I hadn’t intended to insult Sheila, but I wouldn’t have gotten rid of her otherwise.

I mention my illness and separation from Sheila because if I don’t, no one will understand why I didn’t give a thought to the incident in Cairo for quite some time, let alone tell anyone about it.

From a psychological viewpoint it’s easy to explain. My memory waited until I had recuperated and halfway overcome the separation from Sheila. At that point I began to talk about it, because I thought telling the story would help objectify it. By now I’ve told it often, quite often, blaming myself, admitting my guilt — all of which provides only short-term relief.

My story is about the next-to-last evening, when I joined Hoda and the other women to dine on squab or, far better, “pigeon”—for my sake we all had to speak English — and what a far more apt word “pigeon” is than the German Taube, because when you say “pigeon” you can literally feel the swollen, rubbery consistency of a stuffed squab as your lips touch it right before that first bite. I’ve never spent much time describing our little gathering, or the women, whom most locals took to be Christians since they were in European clothes, but who spoke Arabic. I’ve also never mentioned the vendors, the deaf-mute fortune-teller, the children, and a heavily made-up girl of thirteen or fourteen.

That evening, the whole absurd conference, the readings, my illness, the virus slinking its way inside me — it all probably belongs in the story, as well as a restaurant called the Fish Market and the fishermen in the harbor basin of Alexandria. I’ve never described the cabdriver, who was at least as much to blame as I was. But what good does it do me to cast aspersions on the cabbie? Above all I’ve never told about Sheila, about Sheila and Samir and the previous days.
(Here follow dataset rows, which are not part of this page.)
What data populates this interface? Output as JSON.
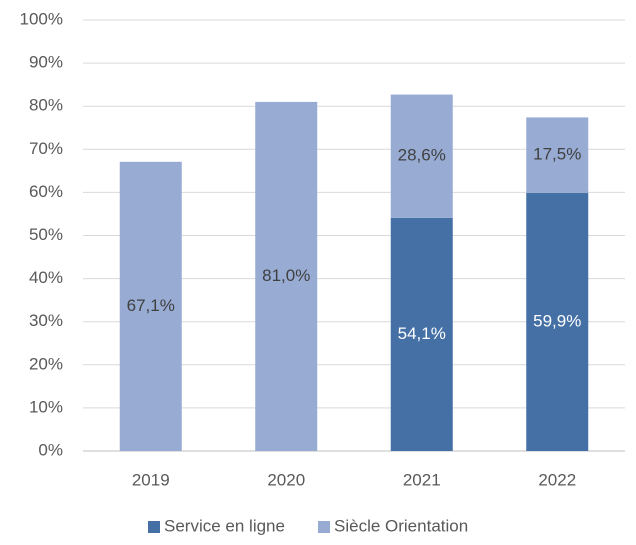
{
  "chart_data": {
    "type": "stacked_bar",
    "categories": [
      "2019",
      "2020",
      "2021",
      "2022"
    ],
    "series": [
      {
        "name": "Service en ligne",
        "color": "#4470a5",
        "label_color": "#ffffff",
        "values": [
          null,
          null,
          54.1,
          59.9
        ],
        "value_labels": [
          null,
          null,
          "54,1%",
          "59,9%"
        ]
      },
      {
        "name": "Siècle Orientation",
        "color": "#97abd3",
        "label_color": "#404040",
        "values": [
          67.1,
          81.0,
          28.6,
          17.5
        ],
        "value_labels": [
          "67,1%",
          "81,0%",
          "28,6%",
          "17,5%"
        ]
      }
    ],
    "ylim": [
      0,
      100
    ],
    "yticks": [
      {
        "value": 0,
        "label": "0%"
      },
      {
        "value": 10,
        "label": "10%"
      },
      {
        "value": 20,
        "label": "20%"
      },
      {
        "value": 30,
        "label": "30%"
      },
      {
        "value": 40,
        "label": "40%"
      },
      {
        "value": 50,
        "label": "50%"
      },
      {
        "value": 60,
        "label": "60%"
      },
      {
        "value": 70,
        "label": "70%"
      },
      {
        "value": 80,
        "label": "80%"
      },
      {
        "value": 90,
        "label": "90%"
      },
      {
        "value": 100,
        "label": "100%"
      }
    ],
    "grid": true,
    "legend": "bottom"
  }
}
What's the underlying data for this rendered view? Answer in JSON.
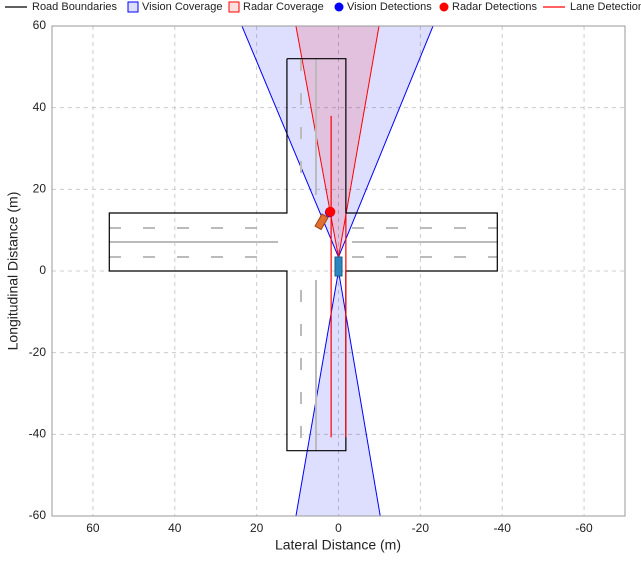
{
  "chart_data": {
    "type": "birdseye",
    "xlabel": "Lateral Distance (m)",
    "ylabel": "Longitudinal Distance (m)",
    "xlim": [
      70,
      -70
    ],
    "ylim": [
      -60,
      60
    ],
    "xticks": [
      60,
      40,
      20,
      0,
      -20,
      -40,
      -60
    ],
    "yticks": [
      -60,
      -40,
      -20,
      0,
      20,
      40,
      60
    ],
    "grid": true,
    "series": [
      {
        "name": "Road Boundaries",
        "kind": "line",
        "color": "#000000",
        "x": [
          12.6,
          -1.8,
          -1.8,
          -38.8,
          -38.8,
          -1.8,
          -1.8,
          12.6,
          12.6,
          56,
          56,
          12.6,
          12.6
        ],
        "y": [
          52,
          52,
          14.2,
          14.2,
          0,
          0,
          -44,
          -44,
          0,
          0,
          14.2,
          14.2,
          52
        ]
      },
      {
        "name": "Vision Coverage",
        "kind": "patch",
        "color": "#0000ff",
        "fill": "rgba(0,0,255,0.13)",
        "x": [
          0,
          23.6,
          -23.1,
          null,
          0,
          10.4,
          -10.2
        ],
        "y": [
          3.4,
          60,
          60,
          null,
          0,
          -60,
          -60
        ]
      },
      {
        "name": "Radar Coverage",
        "kind": "patch",
        "color": "#ff0000",
        "fill": "rgba(255,0,0,0.13)",
        "x": [
          0,
          10.4,
          -9.9
        ],
        "y": [
          3.4,
          60,
          60
        ]
      },
      {
        "name": "Vision Detections",
        "kind": "point",
        "color": "#0000ff",
        "x": [
          2.1
        ],
        "y": [
          14.4
        ]
      },
      {
        "name": "Radar Detections",
        "kind": "point",
        "color": "#ff0000",
        "x": [
          2.0
        ],
        "y": [
          14.5
        ]
      },
      {
        "name": "Lane Detections",
        "kind": "line",
        "color": "#ff0000",
        "x": [
          1.8,
          1.8,
          null,
          -1.8,
          -1.8
        ],
        "y": [
          38,
          -40.7,
          null,
          14,
          -40.7
        ]
      }
    ]
  }
}
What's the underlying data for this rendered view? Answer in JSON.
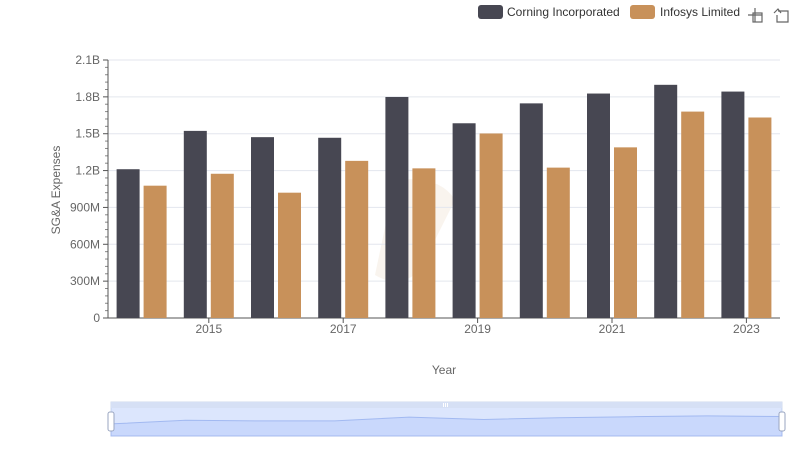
{
  "chart_data": {
    "type": "bar",
    "title": "",
    "xlabel": "Year",
    "ylabel": "SG&A Expenses",
    "x": [
      2014,
      2015,
      2016,
      2017,
      2018,
      2019,
      2020,
      2021,
      2022,
      2023
    ],
    "x_tick_labels": [
      "2015",
      "2017",
      "2019",
      "2021",
      "2023"
    ],
    "x_tick_values": [
      2015,
      2017,
      2019,
      2021,
      2023
    ],
    "ylim": [
      0,
      2100000000
    ],
    "y_ticks": [
      0,
      300000000,
      600000000,
      900000000,
      1200000000,
      1500000000,
      1800000000,
      2100000000
    ],
    "y_tick_labels": [
      "0",
      "300M",
      "600M",
      "900M",
      "1.2B",
      "1.5B",
      "1.8B",
      "2.1B"
    ],
    "grid": true,
    "legend_position": "top-right",
    "series": [
      {
        "name": "Corning Incorporated",
        "color": "#474752",
        "values": [
          1211000000,
          1523000000,
          1472000000,
          1467000000,
          1799000000,
          1585000000,
          1747000000,
          1827000000,
          1898000000,
          1843000000
        ]
      },
      {
        "name": "Infosys Limited",
        "color": "#c8915a",
        "values": [
          1077000000,
          1174000000,
          1020000000,
          1279000000,
          1218000000,
          1502000000,
          1224000000,
          1389000000,
          1680000000,
          1632000000
        ]
      }
    ]
  },
  "toolbar": {
    "zoom_icon": "zoom-select-icon",
    "reset_icon": "zoom-reset-icon"
  },
  "slider": {
    "accent": "#dbe4fb",
    "line": "#a9bdee"
  }
}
By that next-to-last evening I was sick, tired, wounded — I wanted to get back to the hotel, I didn’t want to keep giving alms to beggars over and over, I wanted the cabdriver to finally pull away. But he took his time, chewing on his falafel. Luckily the cab doors were locked — a child to my left, a child to my right, children in a great swarm all around us, growing more and more brazen, spitting on the windshield — and then that loud bang as the taxi pulled away, as if they had all kicked it at once. The children were behind us now. The taxi zipped out onto the main road, I can’t say if we were doing thirty miles an hour or fifty or more. As far as I was concerned it couldn’t be too fast. And then, at some point, I see him, the boy, close to my shoulder, his eyes looking directly into mine, just a few inches away, wide-open eyes staring at me through the back windshield — with him hanging on my neck, so to speak. I don’t want him there, I want him to finally leave me in peace, I turn around again, look straight ahead.